CISOs have a diverse array of rapidly evolving priorities, threats, demands, regulatory pressures, and technology changes to address. Leaders need a structured approach to today’s security and risk landscape covering third-party risk. This blog sheds light on fundamental steps, trends, priorities, and actions from a Third Party Risk Management (TPRM) standpoint. Managing the risk inherent in using third-party providers has never been more concerning and important.

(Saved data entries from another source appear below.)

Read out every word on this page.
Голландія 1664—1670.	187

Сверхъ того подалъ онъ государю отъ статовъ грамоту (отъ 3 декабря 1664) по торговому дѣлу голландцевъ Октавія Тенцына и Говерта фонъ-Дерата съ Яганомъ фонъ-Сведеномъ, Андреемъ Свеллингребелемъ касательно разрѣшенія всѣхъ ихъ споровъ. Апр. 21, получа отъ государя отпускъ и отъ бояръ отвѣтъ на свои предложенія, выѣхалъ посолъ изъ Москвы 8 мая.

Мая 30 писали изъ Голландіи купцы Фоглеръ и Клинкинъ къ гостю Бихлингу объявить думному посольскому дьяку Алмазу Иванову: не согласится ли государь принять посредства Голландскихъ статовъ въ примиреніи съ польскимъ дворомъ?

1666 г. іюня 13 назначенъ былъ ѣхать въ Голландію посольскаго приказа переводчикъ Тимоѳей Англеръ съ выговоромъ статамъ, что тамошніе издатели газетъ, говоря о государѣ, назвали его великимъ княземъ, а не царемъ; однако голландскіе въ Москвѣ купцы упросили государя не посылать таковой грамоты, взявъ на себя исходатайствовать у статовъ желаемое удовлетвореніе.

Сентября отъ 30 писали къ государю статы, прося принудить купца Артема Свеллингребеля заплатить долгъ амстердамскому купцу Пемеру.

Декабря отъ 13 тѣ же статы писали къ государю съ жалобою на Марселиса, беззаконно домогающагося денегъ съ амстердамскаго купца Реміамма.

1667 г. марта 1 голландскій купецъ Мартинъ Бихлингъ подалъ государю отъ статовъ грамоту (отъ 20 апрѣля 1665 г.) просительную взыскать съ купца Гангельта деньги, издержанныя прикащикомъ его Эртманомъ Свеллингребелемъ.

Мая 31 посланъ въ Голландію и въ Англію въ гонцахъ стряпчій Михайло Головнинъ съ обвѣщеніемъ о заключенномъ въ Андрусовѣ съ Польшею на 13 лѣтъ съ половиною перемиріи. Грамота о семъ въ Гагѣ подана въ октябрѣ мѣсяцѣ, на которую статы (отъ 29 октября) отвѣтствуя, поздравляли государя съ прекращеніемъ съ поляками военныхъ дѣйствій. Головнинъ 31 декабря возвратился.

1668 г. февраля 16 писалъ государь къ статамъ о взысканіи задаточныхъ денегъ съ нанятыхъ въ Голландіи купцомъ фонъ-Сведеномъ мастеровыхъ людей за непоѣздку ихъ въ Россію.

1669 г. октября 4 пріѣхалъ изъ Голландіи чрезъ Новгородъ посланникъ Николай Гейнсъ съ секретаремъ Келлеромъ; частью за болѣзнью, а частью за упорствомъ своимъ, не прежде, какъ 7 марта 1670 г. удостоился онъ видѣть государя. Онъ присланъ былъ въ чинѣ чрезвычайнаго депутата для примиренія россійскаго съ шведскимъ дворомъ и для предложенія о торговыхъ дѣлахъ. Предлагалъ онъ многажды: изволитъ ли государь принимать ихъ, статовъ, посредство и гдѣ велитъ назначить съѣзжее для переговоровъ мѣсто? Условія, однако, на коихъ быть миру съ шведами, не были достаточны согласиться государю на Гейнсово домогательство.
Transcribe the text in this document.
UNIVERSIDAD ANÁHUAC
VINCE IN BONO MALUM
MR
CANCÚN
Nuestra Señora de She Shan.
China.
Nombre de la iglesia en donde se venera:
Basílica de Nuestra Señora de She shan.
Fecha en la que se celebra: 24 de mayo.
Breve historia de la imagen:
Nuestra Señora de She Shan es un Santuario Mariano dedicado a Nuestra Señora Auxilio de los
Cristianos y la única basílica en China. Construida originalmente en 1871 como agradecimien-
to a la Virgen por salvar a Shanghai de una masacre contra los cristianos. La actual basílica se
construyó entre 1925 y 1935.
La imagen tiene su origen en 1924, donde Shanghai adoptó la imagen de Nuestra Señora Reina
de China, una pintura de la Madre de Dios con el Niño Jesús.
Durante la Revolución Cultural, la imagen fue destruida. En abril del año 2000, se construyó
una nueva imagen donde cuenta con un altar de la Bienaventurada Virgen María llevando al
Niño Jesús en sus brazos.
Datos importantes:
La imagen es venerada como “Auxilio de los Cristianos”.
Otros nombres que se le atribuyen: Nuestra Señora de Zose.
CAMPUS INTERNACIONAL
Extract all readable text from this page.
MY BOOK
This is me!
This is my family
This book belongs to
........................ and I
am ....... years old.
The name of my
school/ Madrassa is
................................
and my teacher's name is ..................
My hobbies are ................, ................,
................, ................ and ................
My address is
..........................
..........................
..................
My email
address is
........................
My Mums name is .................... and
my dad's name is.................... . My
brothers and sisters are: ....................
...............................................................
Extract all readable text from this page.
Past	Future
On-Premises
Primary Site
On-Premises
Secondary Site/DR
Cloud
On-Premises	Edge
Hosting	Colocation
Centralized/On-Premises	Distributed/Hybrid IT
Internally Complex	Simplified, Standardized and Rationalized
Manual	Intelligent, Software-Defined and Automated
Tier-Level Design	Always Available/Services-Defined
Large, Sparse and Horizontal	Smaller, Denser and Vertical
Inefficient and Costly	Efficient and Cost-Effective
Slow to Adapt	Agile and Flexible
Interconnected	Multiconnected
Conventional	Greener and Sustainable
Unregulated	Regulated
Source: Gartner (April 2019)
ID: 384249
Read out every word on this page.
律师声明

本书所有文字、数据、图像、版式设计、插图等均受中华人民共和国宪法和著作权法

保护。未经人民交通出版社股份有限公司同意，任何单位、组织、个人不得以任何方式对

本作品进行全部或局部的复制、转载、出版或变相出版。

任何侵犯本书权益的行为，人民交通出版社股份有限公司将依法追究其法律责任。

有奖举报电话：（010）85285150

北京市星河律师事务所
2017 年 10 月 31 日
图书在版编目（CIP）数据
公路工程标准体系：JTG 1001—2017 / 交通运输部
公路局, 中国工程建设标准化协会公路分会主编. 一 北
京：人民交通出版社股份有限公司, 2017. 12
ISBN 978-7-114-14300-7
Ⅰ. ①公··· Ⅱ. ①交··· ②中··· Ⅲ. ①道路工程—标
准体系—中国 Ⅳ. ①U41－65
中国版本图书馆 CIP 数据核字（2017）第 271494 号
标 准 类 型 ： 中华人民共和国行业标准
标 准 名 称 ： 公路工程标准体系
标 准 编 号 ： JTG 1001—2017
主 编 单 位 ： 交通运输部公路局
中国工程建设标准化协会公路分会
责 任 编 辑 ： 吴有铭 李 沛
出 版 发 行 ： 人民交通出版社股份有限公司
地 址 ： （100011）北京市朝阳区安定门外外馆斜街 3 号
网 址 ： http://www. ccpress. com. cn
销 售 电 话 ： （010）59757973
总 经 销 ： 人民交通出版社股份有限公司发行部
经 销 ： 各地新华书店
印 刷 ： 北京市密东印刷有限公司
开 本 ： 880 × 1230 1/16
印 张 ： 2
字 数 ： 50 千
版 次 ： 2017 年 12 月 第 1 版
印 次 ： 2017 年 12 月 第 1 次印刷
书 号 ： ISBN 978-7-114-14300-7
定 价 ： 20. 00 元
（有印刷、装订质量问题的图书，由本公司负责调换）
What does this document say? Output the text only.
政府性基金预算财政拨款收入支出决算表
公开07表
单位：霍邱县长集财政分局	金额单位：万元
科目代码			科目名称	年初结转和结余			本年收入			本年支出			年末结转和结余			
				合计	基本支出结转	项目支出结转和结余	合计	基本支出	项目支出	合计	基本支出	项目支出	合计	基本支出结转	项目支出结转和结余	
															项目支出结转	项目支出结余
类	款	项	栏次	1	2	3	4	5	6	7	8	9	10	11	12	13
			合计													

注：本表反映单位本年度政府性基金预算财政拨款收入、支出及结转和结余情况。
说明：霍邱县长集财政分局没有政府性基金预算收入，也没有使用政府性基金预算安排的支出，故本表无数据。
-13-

Concurrence on the crucial imperatives in your cybersecurity program. Examples:
- Centralizing oversight on third-party risk to decentralize risk decisions. Risk decisions should be best handled with the more risk-averse than risk-tolerant security leadership and not the business heads alone
- The risks and opportunities inherent in AI from Third Party AI Technologies. Organizations are inquisitively exploring and using AI tools without knowing the length and breadth of the ramifications. Being ahead in the race to adopt and use AI, Business decisions can sometimes lead to non-compliance with internal security and privacy standards which should be a red flag. Having said, it’s easier said than done to develop best practices and recommendations in this environment
- Security challenges associated with human behavor Act cohesively realizing minor slips can lead to process disruptions causing delays. Business can sometime make ad-hoc decisions without looping TPRM, Procurement can initiate onboarding without notifying TPRM, Legal can execute contracts assuiming standard contractual language without seeking inputs from TPRM, Legal can extend or terminate contracts as per business requirements without following the offboarding procedures and not looping TPRM
Strategic security vision should reflect the above imperatives as part of the security program
Understand where the organization stands (perceived vs existing to manage third-party risk (maturity level) which will sometimes reveal eye-opening and overwhelming information
TPRM strategy and roadmap should be updated to ensure necessary actions are woven into the overall security program. Understand organization priorities by engaging with all stakeholders to derive feasible, pragmatic, and outcome-oriented actions that make their way into the roadmap
By 2027, 75% of employees will acquire, modify, or create technology outside IT’s visibility – Gartner.